Wie wichtig es ist, sich an Verkehrsregeln zu halten, würden die Leute meist erst bei einem Unfall erkennen. Auch würden „viele Unfälle glimpflicher ausgehen, wenn die Leute Helme tragen würden“, so Heine.

Kommentare

  • Genau: Das Überqueren einer roten Ampel
    geschrieben von Kay (199 Beiträge) am 21.04.2017 11:54

    Dieses Verbot hat nämlich weder für Fußgänger noch für Radfahrer eine Berechtigung, sondern ist schlicht unnötig.

    Frankfurt hat viel für Radfahrer getan? Dass ich nicht lache. Das Fahren entgegen der Einbahnstraße war schon immer geduldet. Dass ein paar Schilder aufgestellt wurden, hat nichts an der schon seit Jahrzehnten gleich ausgeübten Praxis geändert.
    Ansonsten wirde nichts für Radfahrer getan. Wenn dann mal Radwege installiert werden (braucht aber eh kein Mensch), ist die Führung dieser Wege oftmals fehlerhaft.

  • Verkehrsregeln 2
    geschrieben von henry_jr (39 Beiträge) am 24.04.2017 08:45

    @Kay Die Einbahnstraßenregelung gibt es erst ca. seit zwei Jahrzenten(1994). Vorher wurde es gemäß der STVO auch geahndet. Vielleicht sind Sie ja jünger als ich, aber ich habe das damals als Radfahrer noch miterlebt (und ich bin den Umweg gefahren).
    Es wird viel getan, überzeugen Sie sich selbst: http://www.radfahren-ffm.de
    Vielleicht ist das für einige Foristen hier noch nicht genug,
    aber alle Änderungen brauchen ihre Zeit. Haben Sie bitte etwas
    Geduld.
    Einen schönen Frühlingstag noch !

  • Verkehrsregeln
    geschrieben von henry_jr (39 Beiträge) am 21.04.2017 08:21

    Verkehrsregeln gelten für alle Teilnehmer und haben durchaus eine Berechtigung. Das Überqueren bei Rot zum Beispiel. Wenn hier immer
    nach Gleichberechtigung geschrieen wird, dann sollte das auch für
    die Strafen gelten. Gleiches Recht für alle und gleiche Pflichten
    für alle. Frankfurt hat in den letzten Jahren sehr viel für
    Fahrradfahrer getan (Sonderregelung für Fahrradfahrer gegen die
    Einbahnstraße zu fahren) und es sind ja auch weitere Änderungen für
    Fahrradfahrer geplant. Für Autofahrer innerhalb der Stadt gibt es
    eher nur Benschränkungen (Siehe Tempo 30). Natürlich kann man noch
    mehr machen, aber einige Beispiele haben nichts mit Frankfurt, sondern
    mit einzelnen Bewohnern zu tun (Sperrmüll, Falschparker und schimpfende
    Fußgänger auf Fahrradwegen). Die Kontrolle ist auch eine Konsequenz
    der Gleichberechtigung. Autofahrer sind solchen Kontrollen häufiger
    ausgesetzt (und auch leichter zu identifizieren).
    Einen entspannten Tag noch,
    Henry_jr

  • "Falsches" Problembewußtsein der Polizei
    geschrieben von Krumseltoert (3 Beiträge) am 21.04.2017 13:11

    Dass rote Ampeln auch für Radfahrer gelten und ffg. Bußgelder verhängt werden ist völlig in Ordnung.

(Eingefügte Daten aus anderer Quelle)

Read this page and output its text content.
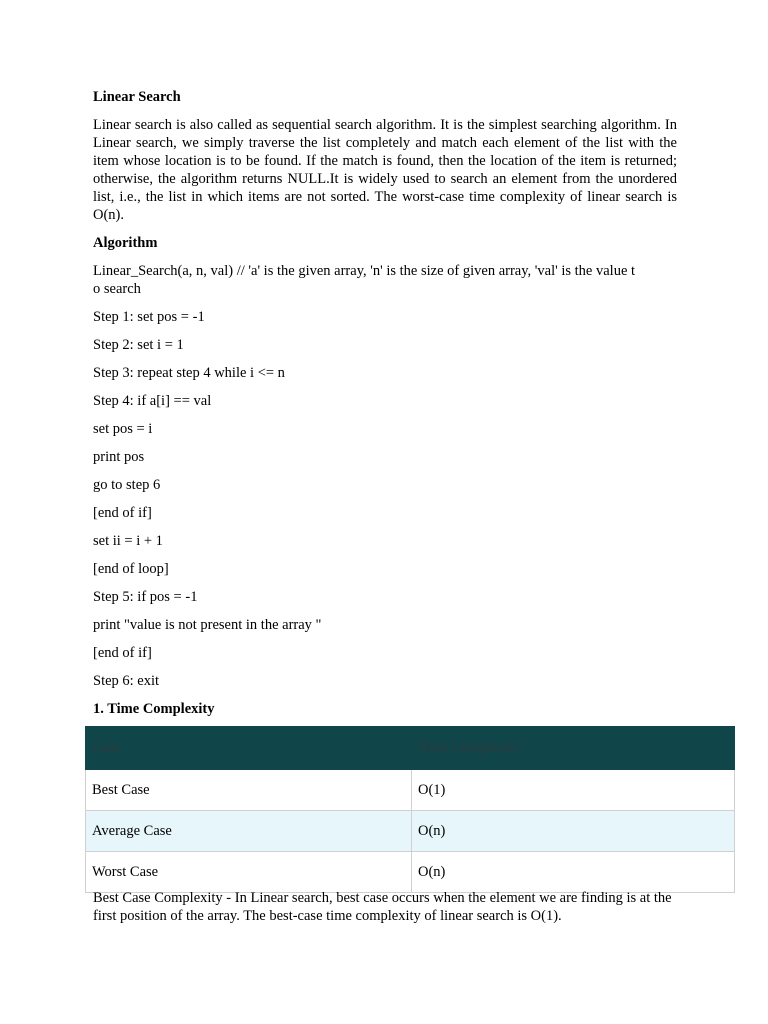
Linear Search
Linear search is also called as sequential search algorithm. It is the simplest searching algorithm. In Linear search, we simply traverse the list completely and match each element of the list with the item whose location is to be found. If the match is found, then the location of the item is returned; otherwise, the algorithm returns NULL.It is widely used to search an element from the unordered list, i.e., the list in which items are not sorted. The worst-case time complexity of linear search is O(n).
Algorithm
Linear_Search(a, n, val) // 'a' is the given array, 'n' is the size of given array, 'val' is the value t
o search
Step 1: set pos = -1
Step 2: set i = 1
Step 3: repeat step 4 while i <= n
Step 4: if a[i] == val
set pos = i
print pos
go to step 6
[end of if]
set ii = i + 1
[end of loop]
Step 5: if pos = -1
print "value is not present in the array "
[end of if]
Step 6: exit
1. Time Complexity
Case	Time Complexity
Best Case	O(1)
Average Case	O(n)
Worst Case	O(n)
Best Case Complexity - In Linear search, best case occurs when the element we are finding is at the first position of the array. The best-case time complexity of linear search is O(1).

    Mir kommt aber jedes Mal die Galle hoch, wenn ich lese, dass die Polizei jetzt wieder verstärkt Rotlichverstößt bei Fahrradfahrern oder die Verkehrstüchtigkeit der Fahrräder kontrolliert.

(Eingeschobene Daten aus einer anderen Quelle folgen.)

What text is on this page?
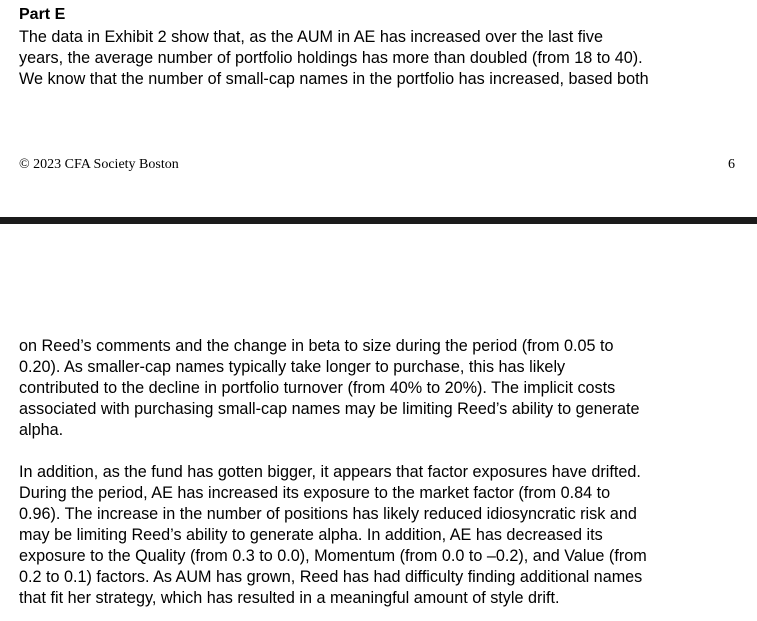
Part E
The data in Exhibit 2 show that, as the AUM in AE has increased over the last five
years, the average number of portfolio holdings has more than doubled (from 18 to 40).
We know that the number of small-cap names in the portfolio has increased, based both
© 2023 CFA Society Boston	6
on Reed’s comments and the change in beta to size during the period (from 0.05 to
0.20). As smaller-cap names typically take longer to purchase, this has likely
contributed to the decline in portfolio turnover (from 40% to 20%). The implicit costs
associated with purchasing small-cap names may be limiting Reed’s ability to generate
alpha.
In addition, as the fund has gotten bigger, it appears that factor exposures have drifted.
During the period, AE has increased its exposure to the market factor (from 0.84 to
0.96). The increase in the number of positions has likely reduced idiosyncratic risk and
may be limiting Reed’s ability to generate alpha. In addition, AE has decreased its
exposure to the Quality (from 0.3 to 0.0), Momentum (from 0.0 to –0.2), and Value (from
0.2 to 0.1) factors. As AUM has grown, Reed has had difficulty finding additional names
that fit her strategy, which has resulted in a meaningful amount of style drift.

    Die Gefährdung der Fahrradfahrer geht fast ausschließlich vom fehlverhalten von Kraftfahrern aus und nicht von einem fehlenden Reflektor und meistens auch nicht von einem bei rot (aber freier Strecke) fahrenden Radfahrer.

    Würden unsere Verkehrssicherheitsbehörden dieselbe Energie darauf verwenden, die Ignoranz vieler Autofahrer zu registrieren, wäre der Sicherheit wirklich geholfen. Aber dafür müsste die Polizei selbst mal einige Wochen inkognito mit dem Fahrrad unterwegs sein, anders lässt sich das nämlich gar nicht feststellen.

  • Die einzige sinnvolle Regelung
    geschrieben von Kay (199 Beiträge) am 21.04.2017 00:14

    Fahrradfahrer sollten keinstenfalls auf dem Gehweg fahren sowie dass Fußgänger sich von Radwegen fernhalten sollten! Diese Reglungen sind sinnvoll und sollten daher auch eingehalten werden.
    Alle anderen Verkehrsregeln sind für Radfahrer und Fußgänger einfach nur überflüssig.